An Indian sage brought a divine piece of fruit to Parvathi and told him that whoever consumed it would have supreme knowledge and immortality. Parvathi thanked the sage and suggested that she cut the fruit and divide it between her sons, Kartikeya and Ganesha, as she loved them both. The sage advised that the mango could not be shared and that only a brother could consume it and reap the divine benefits. Lord Shiva, in an effort to resolve the matter, decided to organize a contest to settle the matter. He told the brothers that the one who could travel around the world three times and return first would be awarded the mango.

murugan god

The Journey

Murugan did not want to waste a moment and immediately got on his peacock to begin his journey around the world. The pot-bellied Ganesha knew he was no match for the warrior Muragan in a race. Nor did he have a viable means of transportation, as his mount was a mouse. He considered the situation, and then the wise Ganesha began to circle his parents three times. When Shiva and Parvathi asked why he circled them, Ganesha explained to his parents that they were dear to him and to the center of his world. Within you is my universe, he said, so I am surrounding the world. He further explained that what one holds dear becomes the center of one’s life and all life energy.

Needless to say, his parents were honored and Ganesha won the race. He was bestowed with the divine mango and its blessings. Murugan was a little unhappy about being a little smarter, but he admitted that his brother had beaten him fairly. Murugan was aware that his strength was his power and speed, while Ganesha’s strength was his intelligence. In life we all follow different paths, just like Ganesha and Murugan. Some of us learn by traveling and others by observing people.
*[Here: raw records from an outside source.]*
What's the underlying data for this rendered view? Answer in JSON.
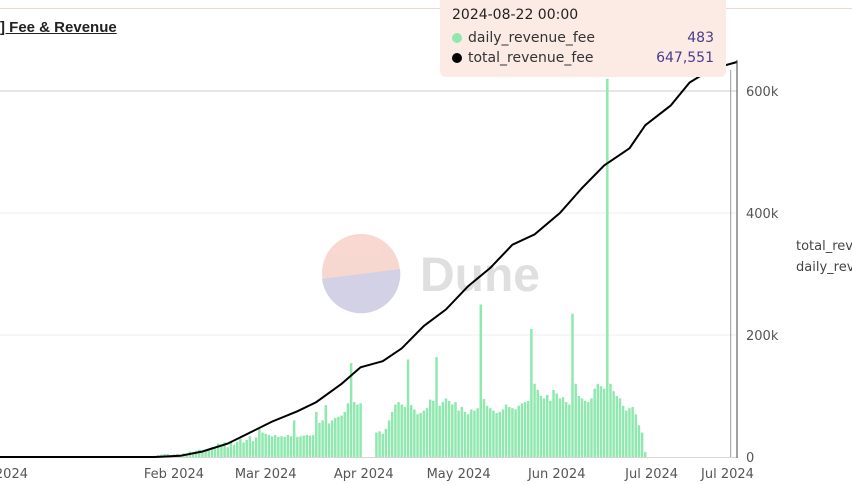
{
  "chart_data": {
    "type": "bar+line",
    "title": "] Fee & Revenue",
    "x_tick_labels": [
      "2024",
      "Feb 2024",
      "Mar 2024",
      "Apr 2024",
      "May 2024",
      "Jun 2024",
      "Jul 2024",
      "Jul 2024"
    ],
    "y_right": {
      "ticks": [
        "0",
        "200k",
        "400k",
        "600k"
      ],
      "ylim": [
        0,
        650000
      ]
    },
    "grid": true,
    "legend": {
      "placement": "right",
      "entries": [
        "total_rev",
        "daily_rev"
      ]
    },
    "series": [
      {
        "name": "daily_revenue_fee",
        "type": "bar",
        "color": "#8fe8ad"
      },
      {
        "name": "total_revenue_fee",
        "type": "line",
        "color": "#000000"
      }
    ],
    "x_range_days": [
      -24,
      209
    ],
    "daily_bars": {
      "start_day": 25,
      "values": [
        2000,
        3000,
        4000,
        5000,
        5000,
        3000,
        4000,
        5000,
        4000,
        6000,
        6000,
        9000,
        8000,
        10000,
        12000,
        10000,
        11000,
        14000,
        16000,
        14000,
        22000,
        18000,
        24000,
        16000,
        26000,
        20000,
        25000,
        30000,
        24000,
        28000,
        34000,
        26000,
        32000,
        46000,
        40000,
        38000,
        36000,
        34000,
        36000,
        33000,
        34000,
        33000,
        36000,
        34000,
        60000,
        33000,
        34000,
        35000,
        36000,
        35000,
        36000,
        74000,
        56000,
        60000,
        85000,
        55000,
        60000,
        64000,
        66000,
        68000,
        74000,
        88000,
        154000,
        90000,
        86000,
        88000,
        0,
        0,
        0,
        0,
        40000,
        42000,
        38000,
        46000,
        60000,
        74000,
        86000,
        90000,
        86000,
        82000,
        160000,
        85000,
        78000,
        70000,
        72000,
        76000,
        80000,
        94000,
        92000,
        164000,
        84000,
        90000,
        96000,
        92000,
        86000,
        90000,
        76000,
        82000,
        74000,
        70000,
        78000,
        76000,
        80000,
        250000,
        95000,
        84000,
        80000,
        76000,
        72000,
        74000,
        78000,
        86000,
        82000,
        80000,
        78000,
        84000,
        88000,
        90000,
        92000,
        210000,
        120000,
        110000,
        100000,
        96000,
        102000,
        92000,
        110000,
        104000,
        96000,
        98000,
        90000,
        86000,
        235000,
        120000,
        100000,
        96000,
        92000,
        90000,
        96000,
        112000,
        120000,
        116000,
        112000,
        620000,
        120000,
        108000,
        100000,
        96000,
        84000,
        76000,
        80000,
        82000,
        70000,
        52000,
        40000,
        8000
      ]
    },
    "total_line": {
      "x_days": [
        -24,
        25,
        33,
        40,
        48,
        55,
        62,
        70,
        76,
        84,
        90,
        97,
        103,
        110,
        117,
        124,
        131,
        138,
        145,
        153,
        160,
        167,
        175,
        180,
        188,
        194,
        201,
        209
      ],
      "y": [
        0,
        0,
        2000,
        9000,
        22000,
        40000,
        58000,
        75000,
        90000,
        120000,
        147000,
        157000,
        178000,
        215000,
        242000,
        280000,
        310000,
        348000,
        365000,
        400000,
        441000,
        478000,
        506000,
        544000,
        576000,
        614000,
        636000,
        647551
      ]
    },
    "hover_marker_day": 207,
    "tooltip": {
      "date": "2024-08-22 00:00",
      "rows": [
        {
          "name": "daily_revenue_fee",
          "value": "483",
          "color": "#8fe8ad"
        },
        {
          "name": "total_revenue_fee",
          "value": "647,551",
          "color": "#000000"
        }
      ]
    }
  },
  "watermark": {
    "text": "Dune",
    "colors": [
      "#f7d4cb",
      "#cfcde3"
    ]
  }
}
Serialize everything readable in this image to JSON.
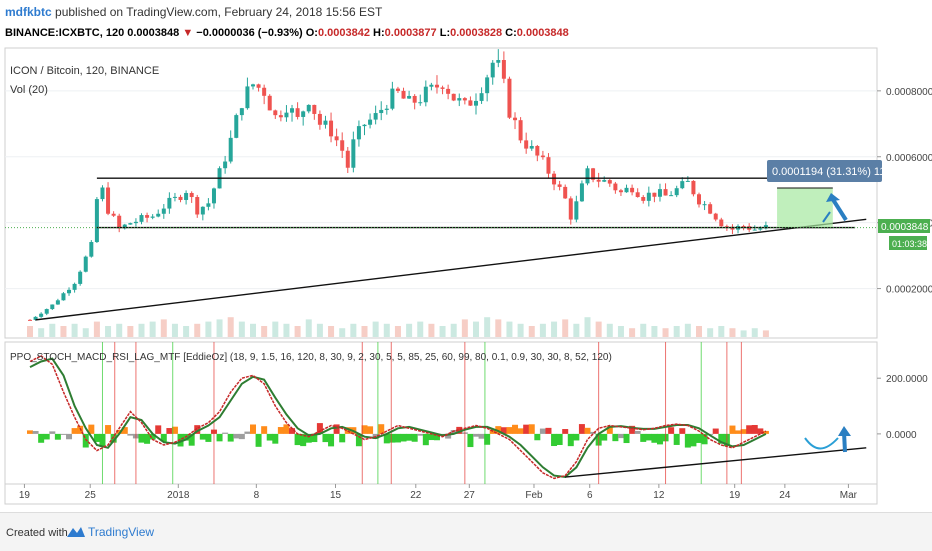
{
  "header": {
    "user": "mdfkbtc",
    "published_text": "published on TradingView.com, February 24, 2018 15:56 EST",
    "symbol": "BINANCE:ICXBTC, 120",
    "last": "0.0003848",
    "change": "−0.0000036 (−0.93%)",
    "o_label": "O:",
    "o_value": "0.0003842",
    "h_label": "H:",
    "h_value": "0.0003877",
    "l_label": "L:",
    "l_value": "0.0003828",
    "c_label": "C:",
    "c_value": "0.0003848"
  },
  "legend": {
    "main_title": "ICON / Bitcoin, 120, BINANCE",
    "volume": "Vol (20)",
    "indicator": "PPO_STOCH_MACD_RSI_LAG_MTF [EddieOz] (18, 9, 1.5, 16, 120, 8, 30, 9, 2, 30, 5, 5, 85, 25, 60, 99, 80, 0.1, 0.9, 30, 30, 8, 52, 120)"
  },
  "price_labels": {
    "current": "0.0003848",
    "countdown": "01:03:38",
    "measure": "0.0001194 (31.31%) 11"
  },
  "footer": {
    "created_with": "Created with",
    "brand": "TradingView"
  },
  "colors": {
    "up": "#26a69a",
    "down": "#ef5350",
    "green_bar": "#4caf50",
    "measure_label": "#5b7fa6",
    "osc_green": "#33cc33",
    "osc_red": "#e53935",
    "osc_orange": "#ff8c1a",
    "osc_gray": "#9e9e9e"
  },
  "chart_data": [
    {
      "type": "candlestick",
      "title": "ICON / Bitcoin, 120, BINANCE",
      "x_tick_labels": [
        "19",
        "25",
        "2018",
        "8",
        "15",
        "22",
        "27",
        "Feb",
        "6",
        "12",
        "19",
        "24",
        "Mar"
      ],
      "y_ticks": [
        0.0002,
        0.0004,
        0.0006,
        0.0008
      ],
      "y_tick_labels": [
        "0.0002000",
        "0.0004000",
        "0.0006000",
        "0.0008000"
      ],
      "ylim": [
        5e-05,
        0.00093
      ],
      "close_path": [
        {
          "day": 0,
          "close": 0.000105
        },
        {
          "day": 2,
          "close": 0.00015
        },
        {
          "day": 4,
          "close": 0.00022
        },
        {
          "day": 5.5,
          "close": 0.00033
        },
        {
          "day": 6,
          "close": 0.00047
        },
        {
          "day": 6.3,
          "close": 0.00052
        },
        {
          "day": 7,
          "close": 0.00044
        },
        {
          "day": 8,
          "close": 0.00038
        },
        {
          "day": 9,
          "close": 0.0004
        },
        {
          "day": 10,
          "close": 0.00041
        },
        {
          "day": 11,
          "close": 0.00042
        },
        {
          "day": 12,
          "close": 0.00045
        },
        {
          "day": 13,
          "close": 0.00047
        },
        {
          "day": 14,
          "close": 0.0005
        },
        {
          "day": 15,
          "close": 0.00044
        },
        {
          "day": 16,
          "close": 0.00046
        },
        {
          "day": 17,
          "close": 0.00055
        },
        {
          "day": 18,
          "close": 0.00065
        },
        {
          "day": 19,
          "close": 0.00077
        },
        {
          "day": 20,
          "close": 0.00082
        },
        {
          "day": 21,
          "close": 0.0008
        },
        {
          "day": 22,
          "close": 0.00072
        },
        {
          "day": 23,
          "close": 0.00076
        },
        {
          "day": 24,
          "close": 0.00071
        },
        {
          "day": 25,
          "close": 0.00078
        },
        {
          "day": 26,
          "close": 0.0007
        },
        {
          "day": 27,
          "close": 0.00068
        },
        {
          "day": 28,
          "close": 0.00062
        },
        {
          "day": 28.5,
          "close": 0.00057
        },
        {
          "day": 29,
          "close": 0.00064
        },
        {
          "day": 30,
          "close": 0.0007
        },
        {
          "day": 31,
          "close": 0.00072
        },
        {
          "day": 32,
          "close": 0.00077
        },
        {
          "day": 33,
          "close": 0.00079
        },
        {
          "day": 34,
          "close": 0.00076
        },
        {
          "day": 35,
          "close": 0.00078
        },
        {
          "day": 36,
          "close": 0.0008
        },
        {
          "day": 37,
          "close": 0.00083
        },
        {
          "day": 38,
          "close": 0.00078
        },
        {
          "day": 39,
          "close": 0.00075
        },
        {
          "day": 40,
          "close": 0.00079
        },
        {
          "day": 41,
          "close": 0.00085
        },
        {
          "day": 41.7,
          "close": 0.0009
        },
        {
          "day": 42.3,
          "close": 0.00084
        },
        {
          "day": 43,
          "close": 0.00074
        },
        {
          "day": 44,
          "close": 0.00066
        },
        {
          "day": 45,
          "close": 0.00062
        },
        {
          "day": 46,
          "close": 0.00058
        },
        {
          "day": 47,
          "close": 0.00053
        },
        {
          "day": 48,
          "close": 0.00047
        },
        {
          "day": 48.6,
          "close": 0.00041
        },
        {
          "day": 49.2,
          "close": 0.00048
        },
        {
          "day": 50,
          "close": 0.00055
        },
        {
          "day": 51,
          "close": 0.00053
        },
        {
          "day": 52,
          "close": 0.00052
        },
        {
          "day": 53,
          "close": 0.00049
        },
        {
          "day": 54,
          "close": 0.00051
        },
        {
          "day": 55,
          "close": 0.00048
        },
        {
          "day": 56,
          "close": 0.00049
        },
        {
          "day": 57,
          "close": 0.00048
        },
        {
          "day": 58,
          "close": 0.0005
        },
        {
          "day": 59,
          "close": 0.00052
        },
        {
          "day": 60,
          "close": 0.00047
        },
        {
          "day": 61,
          "close": 0.00044
        },
        {
          "day": 62,
          "close": 0.0004
        },
        {
          "day": 63,
          "close": 0.00038
        },
        {
          "day": 64,
          "close": 0.00039
        },
        {
          "day": 65,
          "close": 0.00038
        },
        {
          "day": 66,
          "close": 0.000385
        }
      ],
      "volume": [
        5,
        4,
        6,
        5,
        6,
        4,
        7,
        5,
        6,
        5,
        6,
        7,
        8,
        6,
        5,
        6,
        7,
        8,
        9,
        7,
        6,
        5,
        7,
        6,
        5,
        8,
        6,
        5,
        4,
        6,
        5,
        7,
        6,
        5,
        6,
        7,
        6,
        5,
        6,
        8,
        7,
        9,
        8,
        7,
        6,
        5,
        6,
        7,
        8,
        6,
        9,
        7,
        6,
        5,
        4,
        6,
        5,
        4,
        5,
        6,
        5,
        4,
        5,
        4,
        3,
        4,
        3
      ],
      "annotations": [
        {
          "type": "horizontal_line",
          "price": 0.000535,
          "from_day": 6,
          "to_day": 74
        },
        {
          "type": "horizontal_line",
          "price": 0.000385,
          "from_day": 6,
          "to_day": 74
        },
        {
          "type": "trend_line",
          "from": {
            "day": 0.5,
            "price": 0.000105
          },
          "to": {
            "day": 75,
            "price": 0.00041
          }
        },
        {
          "type": "price_range",
          "from_day": 67,
          "to_day": 72,
          "low": 0.000385,
          "high": 0.000505,
          "label": "0.0001194 (31.31%) 11"
        }
      ]
    },
    {
      "type": "oscillator",
      "title": "PPO_STOCH_MACD_RSI_LAG_MTF [EddieOz] (18, 9, 1.5, 16, 120, 8, 30, 9, 2, 30, 5, 5, 85, 25, 60, 99, 80, 0.1, 0.9, 30, 30, 8, 52, 120)",
      "y_ticks": [
        0,
        200
      ],
      "y_tick_labels": [
        "0.0000",
        "200.0000"
      ],
      "ylim": [
        -180,
        330
      ],
      "series": [
        {
          "values_red": [
            260,
            280,
            250,
            150,
            60,
            -20,
            -60,
            -40,
            20,
            80,
            40,
            -20,
            -40,
            -30,
            -10,
            20,
            40,
            80,
            150,
            200,
            210,
            180,
            100,
            40,
            0,
            -10,
            10,
            30,
            20,
            0,
            -20,
            -10,
            10,
            30,
            20,
            10,
            0,
            -10,
            10,
            20,
            30,
            20,
            0,
            -20,
            -60,
            -100,
            -140,
            -160,
            -150,
            -100,
            -20,
            20,
            30,
            25,
            20,
            15,
            20,
            30,
            35,
            30,
            10,
            -20,
            -40,
            -50,
            -30,
            -10,
            10
          ]
        },
        {
          "values_green": [
            240,
            260,
            270,
            210,
            100,
            20,
            -40,
            -50,
            0,
            60,
            50,
            0,
            -30,
            -35,
            -20,
            10,
            30,
            60,
            120,
            180,
            205,
            195,
            130,
            70,
            20,
            -5,
            0,
            20,
            25,
            10,
            -10,
            -15,
            0,
            20,
            25,
            15,
            5,
            -5,
            0,
            15,
            25,
            25,
            10,
            -10,
            -40,
            -80,
            -120,
            -150,
            -155,
            -120,
            -50,
            0,
            25,
            28,
            22,
            18,
            18,
            25,
            32,
            32,
            20,
            -5,
            -30,
            -45,
            -40,
            -20,
            0
          ]
        }
      ],
      "trend_line": {
        "from": {
          "day": 48,
          "value": -155
        },
        "to": {
          "day": 75,
          "value": -50
        }
      }
    }
  ]
}
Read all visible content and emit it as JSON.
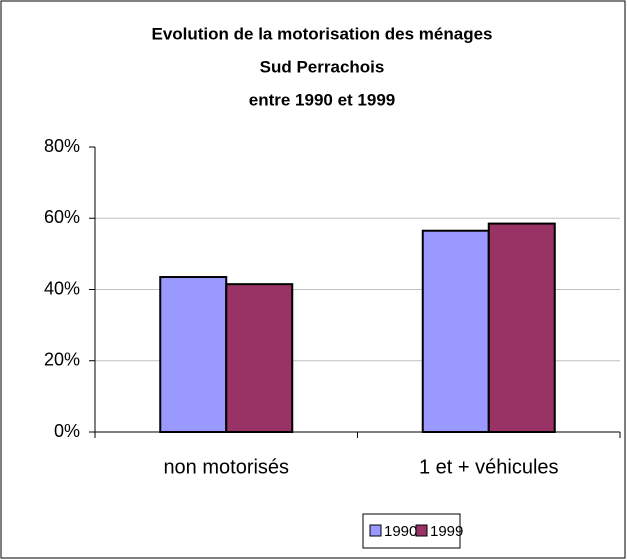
{
  "chart_data": {
    "type": "bar",
    "title": [
      "Evolution de la motorisation des ménages",
      "Sud Perrachois",
      "entre 1990 et 1999"
    ],
    "categories": [
      "non motorisés",
      "1 et + véhicules"
    ],
    "series": [
      {
        "name": "1990",
        "color": "#9999ff",
        "values": [
          43.5,
          56.5
        ]
      },
      {
        "name": "1999",
        "color": "#993366",
        "values": [
          41.5,
          58.5
        ]
      }
    ],
    "ylim": [
      0,
      80
    ],
    "yticks": [
      {
        "value": 0,
        "label": "0%"
      },
      {
        "value": 20,
        "label": "20%"
      },
      {
        "value": 40,
        "label": "40%"
      },
      {
        "value": 60,
        "label": "60%"
      },
      {
        "value": 80,
        "label": "80%"
      }
    ],
    "grid": true,
    "legend": "bottom"
  }
}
Murugan rides a peacock, which is also the national bird of India. It symbolizes the destruction of harmful habits and control over sexual desires. The peacock is often depicted clutching its feet around a snake, the symbol of ego and desire. The divine spear (Vel) represents Murugan’s powerful protection of people. Murugan is often depicted holding other weapons, and each is a pointer toward a better way of life. Its six heads correspond to the six attainments (siddhis) to which yogis aspire along their spiritual path to enlightenment.

Modern Influence of Murugan

The Six Abodes of Murugan are temples in Tamil specifically dedicated to him. In addition to his other popular name, Kartikeya, he is also known by the names Subramaniyam, Vadivela, Skanda and Muruga in various temples. There are other temples dedicated to Muragan outside India as well, including the famous Batu Caves in Malaysia.

Several Hindu festivals are dedicated to Muragan. Thaipusam is celebrated in the Tamil community during the month of Thai, which corresponds to a time in January or February depending on the year. The festival is a celebration and a remembrance of when Parvati gave Murugan the divine spear with which she killed evil demons. Vaikasi Visakam is another Tamil holiday, and is Murugan’s birthday. Devotee followers also observe a monthly fast dedicated to Murugan.

Some show their dedication by fasting completely for 24 hours, while others observe by eating only one meal. No non-vegetarian food is consumed during a fast. Kanda Shasti is a six-day fast dedicated to Murugan. According to legends, the gods were being tormented by demons led by Surapadma. Murugan defeated Surapadma after a six-day battle by killing him with the spear given to him by his mother Parvathi. Fasting is sacred and signifies the awareness of Murugan within each person to triumph over the negativity in their mind and guide them on the path to success.